MVC design question

How much business logic is actually allowed in a (Rails) controller?
In the attachement I’ve put down three different approaches to the
same problem.
Which if the three approaches is preferable?

  1. Calling Payment.create! directly.
  2. Calling Payment.create! from Order#add_payment wrapper.
  3. Calling Payment.create! from Order#add_payment wrapper without
    checking Order#payable from controller.

Am I violating any design patters with the last, and is it wise to
wrap around the Payment.create instance method in Order#add_payment?

Since this is a philosophical question you are bound to get many
different answers, no one answer will be “it” or correct for all
situations.

Item 1 is clear to the reader what is happening but requires the
controller to know about how the models relate to each other.
Item 2 has the advantage that how order and payment are related is not
known by the controller, just that they are related.

I think that the add_payment method should do any checking since its
value is to hide the implementation of the connection between the two
classes from the controller.
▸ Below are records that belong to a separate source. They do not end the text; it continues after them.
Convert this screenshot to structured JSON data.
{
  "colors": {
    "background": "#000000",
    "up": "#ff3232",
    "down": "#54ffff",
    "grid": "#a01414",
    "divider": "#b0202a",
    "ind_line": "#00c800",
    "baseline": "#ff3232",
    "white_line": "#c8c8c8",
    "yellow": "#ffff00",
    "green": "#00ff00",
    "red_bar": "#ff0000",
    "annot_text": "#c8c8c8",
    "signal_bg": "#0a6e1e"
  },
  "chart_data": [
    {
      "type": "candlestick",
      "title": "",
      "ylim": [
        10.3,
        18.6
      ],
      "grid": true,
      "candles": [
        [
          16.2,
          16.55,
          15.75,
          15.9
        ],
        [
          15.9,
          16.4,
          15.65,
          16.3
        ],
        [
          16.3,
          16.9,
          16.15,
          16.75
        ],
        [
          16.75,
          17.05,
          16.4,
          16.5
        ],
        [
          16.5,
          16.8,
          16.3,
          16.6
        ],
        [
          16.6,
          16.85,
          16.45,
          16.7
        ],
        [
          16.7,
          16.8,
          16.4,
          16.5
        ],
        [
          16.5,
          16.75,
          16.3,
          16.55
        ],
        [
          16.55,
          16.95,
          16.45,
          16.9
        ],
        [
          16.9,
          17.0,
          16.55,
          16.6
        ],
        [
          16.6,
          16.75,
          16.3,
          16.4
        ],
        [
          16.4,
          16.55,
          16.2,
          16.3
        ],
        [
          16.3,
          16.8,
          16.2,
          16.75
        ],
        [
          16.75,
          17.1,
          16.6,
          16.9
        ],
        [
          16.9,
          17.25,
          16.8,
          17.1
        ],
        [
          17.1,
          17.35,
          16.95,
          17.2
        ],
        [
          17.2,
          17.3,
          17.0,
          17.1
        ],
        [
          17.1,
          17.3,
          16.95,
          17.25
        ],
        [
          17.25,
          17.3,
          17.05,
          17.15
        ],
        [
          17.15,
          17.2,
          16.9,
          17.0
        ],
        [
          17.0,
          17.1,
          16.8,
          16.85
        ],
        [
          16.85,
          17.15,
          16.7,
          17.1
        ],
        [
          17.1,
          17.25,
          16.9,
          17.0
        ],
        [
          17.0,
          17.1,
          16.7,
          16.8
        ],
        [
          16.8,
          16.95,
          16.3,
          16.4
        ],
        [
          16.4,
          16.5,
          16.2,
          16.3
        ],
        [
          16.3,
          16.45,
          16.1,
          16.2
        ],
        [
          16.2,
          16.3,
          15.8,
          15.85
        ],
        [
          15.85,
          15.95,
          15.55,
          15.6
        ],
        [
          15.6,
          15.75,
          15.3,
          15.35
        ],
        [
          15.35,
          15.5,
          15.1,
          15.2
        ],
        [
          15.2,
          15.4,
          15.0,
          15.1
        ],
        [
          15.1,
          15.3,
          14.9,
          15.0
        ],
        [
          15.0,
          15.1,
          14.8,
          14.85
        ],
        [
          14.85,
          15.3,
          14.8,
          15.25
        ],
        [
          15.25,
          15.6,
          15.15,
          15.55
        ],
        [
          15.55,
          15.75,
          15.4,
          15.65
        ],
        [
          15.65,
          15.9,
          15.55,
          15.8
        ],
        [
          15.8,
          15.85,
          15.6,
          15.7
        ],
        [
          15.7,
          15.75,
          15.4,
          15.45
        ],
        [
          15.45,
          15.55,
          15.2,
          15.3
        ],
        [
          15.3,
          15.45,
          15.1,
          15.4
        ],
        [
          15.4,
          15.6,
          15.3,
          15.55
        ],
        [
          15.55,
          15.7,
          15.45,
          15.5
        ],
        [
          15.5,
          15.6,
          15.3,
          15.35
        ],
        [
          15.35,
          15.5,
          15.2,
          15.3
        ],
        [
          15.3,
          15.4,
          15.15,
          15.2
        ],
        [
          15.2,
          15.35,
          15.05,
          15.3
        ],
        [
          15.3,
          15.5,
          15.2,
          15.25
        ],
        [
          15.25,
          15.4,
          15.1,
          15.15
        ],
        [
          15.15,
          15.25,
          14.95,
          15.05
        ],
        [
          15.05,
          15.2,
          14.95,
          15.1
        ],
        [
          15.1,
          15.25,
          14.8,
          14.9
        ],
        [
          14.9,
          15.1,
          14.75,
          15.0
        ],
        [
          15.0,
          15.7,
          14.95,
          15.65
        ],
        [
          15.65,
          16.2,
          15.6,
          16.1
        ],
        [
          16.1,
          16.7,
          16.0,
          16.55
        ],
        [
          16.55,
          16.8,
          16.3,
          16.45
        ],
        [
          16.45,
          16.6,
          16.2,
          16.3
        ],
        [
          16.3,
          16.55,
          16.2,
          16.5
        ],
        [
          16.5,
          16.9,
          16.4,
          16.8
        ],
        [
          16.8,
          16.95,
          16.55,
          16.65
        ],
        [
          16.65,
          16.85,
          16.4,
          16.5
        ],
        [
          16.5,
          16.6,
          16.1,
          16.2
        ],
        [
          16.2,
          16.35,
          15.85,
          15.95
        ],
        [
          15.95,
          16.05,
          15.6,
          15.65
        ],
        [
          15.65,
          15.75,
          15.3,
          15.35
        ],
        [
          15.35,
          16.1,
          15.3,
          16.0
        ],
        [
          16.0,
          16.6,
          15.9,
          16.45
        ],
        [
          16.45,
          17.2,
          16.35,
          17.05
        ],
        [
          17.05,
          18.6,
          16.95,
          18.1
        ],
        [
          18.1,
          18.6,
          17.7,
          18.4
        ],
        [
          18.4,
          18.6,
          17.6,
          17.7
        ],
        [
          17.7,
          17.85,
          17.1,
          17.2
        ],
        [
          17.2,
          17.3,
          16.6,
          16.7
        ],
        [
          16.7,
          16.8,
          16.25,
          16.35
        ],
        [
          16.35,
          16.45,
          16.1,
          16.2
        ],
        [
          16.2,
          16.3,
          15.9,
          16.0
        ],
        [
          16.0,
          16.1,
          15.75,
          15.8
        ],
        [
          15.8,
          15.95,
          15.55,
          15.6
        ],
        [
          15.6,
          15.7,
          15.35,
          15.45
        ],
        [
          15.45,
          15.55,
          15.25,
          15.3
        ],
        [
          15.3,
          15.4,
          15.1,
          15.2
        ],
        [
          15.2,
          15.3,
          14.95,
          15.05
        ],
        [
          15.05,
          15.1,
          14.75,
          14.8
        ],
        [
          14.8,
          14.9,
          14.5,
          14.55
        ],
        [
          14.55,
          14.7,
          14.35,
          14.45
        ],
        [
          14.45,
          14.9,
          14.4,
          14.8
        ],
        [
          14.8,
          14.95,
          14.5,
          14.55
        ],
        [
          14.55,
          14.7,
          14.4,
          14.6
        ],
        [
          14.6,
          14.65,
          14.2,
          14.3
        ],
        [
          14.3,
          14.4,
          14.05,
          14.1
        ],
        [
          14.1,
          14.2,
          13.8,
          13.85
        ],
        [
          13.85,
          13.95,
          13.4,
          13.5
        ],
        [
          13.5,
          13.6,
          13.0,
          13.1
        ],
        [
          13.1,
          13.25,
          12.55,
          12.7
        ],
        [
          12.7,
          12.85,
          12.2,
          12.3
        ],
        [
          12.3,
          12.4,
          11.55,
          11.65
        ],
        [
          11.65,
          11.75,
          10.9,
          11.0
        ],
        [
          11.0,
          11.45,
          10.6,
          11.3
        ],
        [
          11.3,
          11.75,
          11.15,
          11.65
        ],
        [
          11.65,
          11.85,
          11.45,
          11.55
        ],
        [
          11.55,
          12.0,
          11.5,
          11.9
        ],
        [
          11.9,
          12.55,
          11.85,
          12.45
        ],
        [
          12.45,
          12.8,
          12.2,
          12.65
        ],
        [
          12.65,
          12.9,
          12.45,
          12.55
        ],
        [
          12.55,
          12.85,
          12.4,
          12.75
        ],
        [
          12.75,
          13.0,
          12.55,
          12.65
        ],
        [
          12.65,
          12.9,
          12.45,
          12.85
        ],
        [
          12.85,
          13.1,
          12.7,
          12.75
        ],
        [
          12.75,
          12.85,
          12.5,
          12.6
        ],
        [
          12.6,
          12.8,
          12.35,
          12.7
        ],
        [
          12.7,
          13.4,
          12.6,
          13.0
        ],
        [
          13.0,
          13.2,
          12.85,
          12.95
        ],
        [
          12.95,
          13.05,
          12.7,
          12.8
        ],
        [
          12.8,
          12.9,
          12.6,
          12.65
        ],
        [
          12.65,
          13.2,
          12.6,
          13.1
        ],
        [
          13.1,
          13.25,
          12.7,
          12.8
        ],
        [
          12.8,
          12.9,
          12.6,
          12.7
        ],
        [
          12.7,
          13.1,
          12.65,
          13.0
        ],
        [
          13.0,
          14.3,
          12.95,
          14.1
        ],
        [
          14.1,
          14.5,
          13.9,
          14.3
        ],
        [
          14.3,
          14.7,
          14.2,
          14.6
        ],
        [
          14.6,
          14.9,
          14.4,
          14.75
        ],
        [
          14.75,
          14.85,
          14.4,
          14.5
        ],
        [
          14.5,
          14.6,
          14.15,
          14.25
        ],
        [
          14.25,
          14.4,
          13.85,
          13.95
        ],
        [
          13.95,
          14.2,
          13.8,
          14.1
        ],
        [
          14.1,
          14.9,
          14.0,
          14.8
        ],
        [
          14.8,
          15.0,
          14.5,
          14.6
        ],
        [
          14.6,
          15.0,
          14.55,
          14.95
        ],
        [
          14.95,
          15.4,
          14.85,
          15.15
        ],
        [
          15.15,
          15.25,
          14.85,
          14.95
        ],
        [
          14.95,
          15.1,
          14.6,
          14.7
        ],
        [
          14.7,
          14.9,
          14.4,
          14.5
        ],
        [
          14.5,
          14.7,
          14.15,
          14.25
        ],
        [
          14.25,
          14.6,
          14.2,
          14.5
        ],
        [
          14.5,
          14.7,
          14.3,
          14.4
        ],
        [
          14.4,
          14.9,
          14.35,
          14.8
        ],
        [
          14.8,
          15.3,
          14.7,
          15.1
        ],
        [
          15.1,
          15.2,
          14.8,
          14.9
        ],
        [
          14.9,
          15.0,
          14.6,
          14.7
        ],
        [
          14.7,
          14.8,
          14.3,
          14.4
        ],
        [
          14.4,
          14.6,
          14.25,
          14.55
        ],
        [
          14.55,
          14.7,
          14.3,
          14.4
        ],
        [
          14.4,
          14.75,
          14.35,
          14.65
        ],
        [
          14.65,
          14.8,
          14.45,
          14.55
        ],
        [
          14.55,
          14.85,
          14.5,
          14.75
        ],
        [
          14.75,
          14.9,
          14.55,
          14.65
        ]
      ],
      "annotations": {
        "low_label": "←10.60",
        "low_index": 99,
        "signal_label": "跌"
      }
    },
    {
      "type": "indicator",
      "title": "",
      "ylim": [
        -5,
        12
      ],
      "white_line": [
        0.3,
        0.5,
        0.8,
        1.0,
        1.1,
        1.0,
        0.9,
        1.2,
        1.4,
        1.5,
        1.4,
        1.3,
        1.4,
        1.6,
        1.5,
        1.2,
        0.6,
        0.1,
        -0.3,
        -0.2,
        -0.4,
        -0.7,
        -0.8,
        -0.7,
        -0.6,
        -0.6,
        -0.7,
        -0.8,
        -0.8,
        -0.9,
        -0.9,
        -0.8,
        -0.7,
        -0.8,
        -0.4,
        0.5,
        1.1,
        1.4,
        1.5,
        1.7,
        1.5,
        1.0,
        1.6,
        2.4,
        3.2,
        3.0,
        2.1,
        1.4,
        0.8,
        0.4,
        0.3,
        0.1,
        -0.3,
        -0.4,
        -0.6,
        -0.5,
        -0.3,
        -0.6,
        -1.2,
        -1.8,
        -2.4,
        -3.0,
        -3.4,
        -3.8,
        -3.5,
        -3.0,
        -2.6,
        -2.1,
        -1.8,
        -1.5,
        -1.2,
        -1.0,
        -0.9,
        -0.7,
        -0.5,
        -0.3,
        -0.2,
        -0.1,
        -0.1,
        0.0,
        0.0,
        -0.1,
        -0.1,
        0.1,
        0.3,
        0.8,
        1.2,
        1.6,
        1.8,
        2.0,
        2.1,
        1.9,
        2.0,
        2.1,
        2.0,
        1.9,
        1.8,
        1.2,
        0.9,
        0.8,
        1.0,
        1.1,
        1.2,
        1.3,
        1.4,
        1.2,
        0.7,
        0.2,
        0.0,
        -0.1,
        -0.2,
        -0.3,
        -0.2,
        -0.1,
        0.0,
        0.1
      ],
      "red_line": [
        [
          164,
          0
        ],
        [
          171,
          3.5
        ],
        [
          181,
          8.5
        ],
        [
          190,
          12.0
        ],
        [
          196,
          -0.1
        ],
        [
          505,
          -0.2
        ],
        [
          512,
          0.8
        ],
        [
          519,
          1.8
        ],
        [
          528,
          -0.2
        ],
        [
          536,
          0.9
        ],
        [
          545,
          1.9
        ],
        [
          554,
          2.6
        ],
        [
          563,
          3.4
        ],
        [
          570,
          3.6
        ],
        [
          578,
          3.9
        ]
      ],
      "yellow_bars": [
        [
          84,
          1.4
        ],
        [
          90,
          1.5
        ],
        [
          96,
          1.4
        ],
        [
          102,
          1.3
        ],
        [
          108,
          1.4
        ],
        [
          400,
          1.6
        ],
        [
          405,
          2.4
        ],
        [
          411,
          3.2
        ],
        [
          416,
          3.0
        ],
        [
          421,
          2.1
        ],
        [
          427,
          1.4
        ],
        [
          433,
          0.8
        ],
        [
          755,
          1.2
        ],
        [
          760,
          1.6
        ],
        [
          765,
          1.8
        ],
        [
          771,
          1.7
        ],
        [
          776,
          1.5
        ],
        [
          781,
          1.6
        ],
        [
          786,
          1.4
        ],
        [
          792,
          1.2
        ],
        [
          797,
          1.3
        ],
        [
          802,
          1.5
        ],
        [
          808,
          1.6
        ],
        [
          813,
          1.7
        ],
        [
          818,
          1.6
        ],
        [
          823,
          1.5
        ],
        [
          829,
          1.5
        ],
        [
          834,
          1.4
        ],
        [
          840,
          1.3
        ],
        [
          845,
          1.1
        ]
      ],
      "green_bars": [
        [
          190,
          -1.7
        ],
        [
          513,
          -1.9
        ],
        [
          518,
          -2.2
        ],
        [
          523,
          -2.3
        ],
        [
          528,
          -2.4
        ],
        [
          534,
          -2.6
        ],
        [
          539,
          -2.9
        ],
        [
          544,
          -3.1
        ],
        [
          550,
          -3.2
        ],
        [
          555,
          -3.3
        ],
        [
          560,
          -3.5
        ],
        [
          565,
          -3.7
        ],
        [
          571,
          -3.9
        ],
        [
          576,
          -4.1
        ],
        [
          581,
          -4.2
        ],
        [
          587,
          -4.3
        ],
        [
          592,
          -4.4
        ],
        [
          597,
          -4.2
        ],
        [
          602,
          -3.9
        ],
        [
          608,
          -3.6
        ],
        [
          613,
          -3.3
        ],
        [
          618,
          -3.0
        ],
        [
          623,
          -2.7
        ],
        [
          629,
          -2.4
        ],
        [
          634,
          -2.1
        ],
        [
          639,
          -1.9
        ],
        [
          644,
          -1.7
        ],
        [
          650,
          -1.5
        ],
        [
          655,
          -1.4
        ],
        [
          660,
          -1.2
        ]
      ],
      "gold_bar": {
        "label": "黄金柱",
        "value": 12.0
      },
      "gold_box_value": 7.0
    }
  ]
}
If the controller knows what relation to
test it serves no purpose to hide that in the add_payment method.

Michael

On May 4, 2:00 am, “Matthijs L.” [email protected]

Matthijs L. wrote:

How much business logic is actually allowed in a (Rails) controller?
In the attachement I’ve put down three different approaches to the
same problem.
Which if the three approaches is preferable?

  1. Calling Payment.create! directly.
  2. Calling Payment.create! from Order#add_payment wrapper.
  3. Calling Payment.create! from Order#add_payment wrapper without
    checking Order#payable from controller.

Am I violating any design patters with the last, and is it wise to
wrap around the Payment.create instance method in Order#add_payment?

Matthijs,

While it’s advised to keep away from putting business logic in your
controllers, it’s meant more as a guideline than a hard fast rule.
Secondly, you can not “violate” a design pattern as they themselves are
well established guidelines that sometimes have to be modified to meet
your specific problem domain.

Your methods out of context provide little to no clue as to whether they
belong in the controller or not… Don’t worry too much about it and
while you are writing your app, just think to yourself, if the code that
you are writing has to to with manipulating your model it’s probably
belongs in the model (bussiness layer) and if it pertains to organizing
models to feed to your views, it probably belongs in the controller…

The difference between question 2 and 3 has nothing to do with design
patterns. It pertains specifically to the requirements of your problem
domain.

hope this helps
ilan

Thanks for these very helpful replies, I’ve chosen to call
Order#add_payment
directly from the PaymentController without any conditions, besides
checking
the parameters, which is a controller thing.
Order#add_payment calls Payment.create! on certain conditions. And
raises an
exception if those conditions aren’t met e.g. Order#payable? returns
false.
Since there are several conditions on which Payment.create! should not
be
called, Order#add_payment raises specific exceptions for each of those
conditions, this way I can provide error messages to the users without
having a bunch of conditions in PaymentController#create which /must/ be
called in order to keep the business logic alive.